Essex echoed Polsinelli's point, noting that although indie devs are making their games free for people in need, sometimes they require some help, too. They’re also experiencing the pandemic, after all. "If you're out of a job or your hours have been cut because of the pandemic response, then it’s nice to have free to play [games]," he says. "[But] if your job or income is not threatened, and you're just bored, then I think you should be willing to pay developers for the games they make available to you, even if they are free.”
That’s exactly what some players are doing. In order to express their appreciation with more than just likes and follows, they're supporting Itch developers through the pandemic by providing small donations, even when they get games for free. "I've made a small amount of money from generous players choosing to tip on Itch, so this ended up being a pretty self-serving decision," Martin joked.
Although Linke is offering Fugue In Void for free, he said he's received multiple donations from players after they've downloaded it. Other developers said they'd gotten a few tips from players as well.
"I think in times like these we all have to hold together and show our love inside the community," Linke said. "The people who are playing our games are so important to us. But I also appreciate any donations--I know some indie devs have it very hard these days."

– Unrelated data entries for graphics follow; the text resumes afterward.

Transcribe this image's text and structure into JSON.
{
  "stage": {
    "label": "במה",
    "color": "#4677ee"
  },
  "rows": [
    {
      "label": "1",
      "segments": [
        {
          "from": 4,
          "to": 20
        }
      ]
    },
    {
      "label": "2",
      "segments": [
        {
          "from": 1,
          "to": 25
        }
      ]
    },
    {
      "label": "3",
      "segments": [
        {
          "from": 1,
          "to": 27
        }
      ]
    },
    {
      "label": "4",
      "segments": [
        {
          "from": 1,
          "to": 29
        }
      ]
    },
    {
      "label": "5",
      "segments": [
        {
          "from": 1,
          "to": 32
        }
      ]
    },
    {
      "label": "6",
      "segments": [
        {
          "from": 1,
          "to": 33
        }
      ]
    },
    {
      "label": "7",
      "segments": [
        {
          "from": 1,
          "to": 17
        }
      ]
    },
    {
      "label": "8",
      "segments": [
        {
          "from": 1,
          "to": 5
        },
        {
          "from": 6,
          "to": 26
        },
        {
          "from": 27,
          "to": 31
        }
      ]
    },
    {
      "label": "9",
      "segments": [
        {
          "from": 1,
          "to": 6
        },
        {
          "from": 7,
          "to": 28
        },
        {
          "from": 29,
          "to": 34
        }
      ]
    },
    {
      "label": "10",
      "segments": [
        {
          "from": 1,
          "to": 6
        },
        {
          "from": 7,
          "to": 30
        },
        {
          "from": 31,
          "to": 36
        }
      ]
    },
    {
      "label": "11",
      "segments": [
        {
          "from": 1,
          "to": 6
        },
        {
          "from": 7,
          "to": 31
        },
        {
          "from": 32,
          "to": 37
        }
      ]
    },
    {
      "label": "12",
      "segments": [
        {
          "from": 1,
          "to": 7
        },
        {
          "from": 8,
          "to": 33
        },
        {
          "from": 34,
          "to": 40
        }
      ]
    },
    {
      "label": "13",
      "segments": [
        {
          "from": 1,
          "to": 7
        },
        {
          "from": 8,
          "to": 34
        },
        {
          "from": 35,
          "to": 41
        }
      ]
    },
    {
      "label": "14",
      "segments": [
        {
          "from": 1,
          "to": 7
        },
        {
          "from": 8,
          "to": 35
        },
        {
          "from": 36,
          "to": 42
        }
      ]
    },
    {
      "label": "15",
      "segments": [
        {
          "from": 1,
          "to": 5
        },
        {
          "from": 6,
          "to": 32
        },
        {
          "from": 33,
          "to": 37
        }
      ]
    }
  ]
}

"I hope people will continue supporting this small community--it's a symbiosis in the end," he added.
So if you can afford it, even a few dollars can go a long way--and when those dollars are going to somebody like Glander, they can go even further.
"I was blown away by how many people left a tip for the game," Glander said. "Tippers ended up giving $2,600--it hadn't even crossed my mind that anyone would donate. I ended up passing that along to a local food bank. More than anything I think this is a testament to the generous and kind hearted community that itch.io has built. I really love it there."
If you want to help ensure that this movement goes as far as it possibly can, check out the games to help you stay inside collection yourself.
"I think it's important that we all look out for each other during these crazy times and give what we can," he continues. "I would also add that flipping a switch to put your game on discount is a nice gesture but it's literally the least you could do, and I would encourage devs and gamers alike to go further and do some actual WORK--give money to organizations who are helping combat the crisis, run errands for your elderly neighbors who can't go out, volunteer for meals on wheels, and so on. That said, everyone needs a break sometimes and everyone deserves a little bit of gamer time."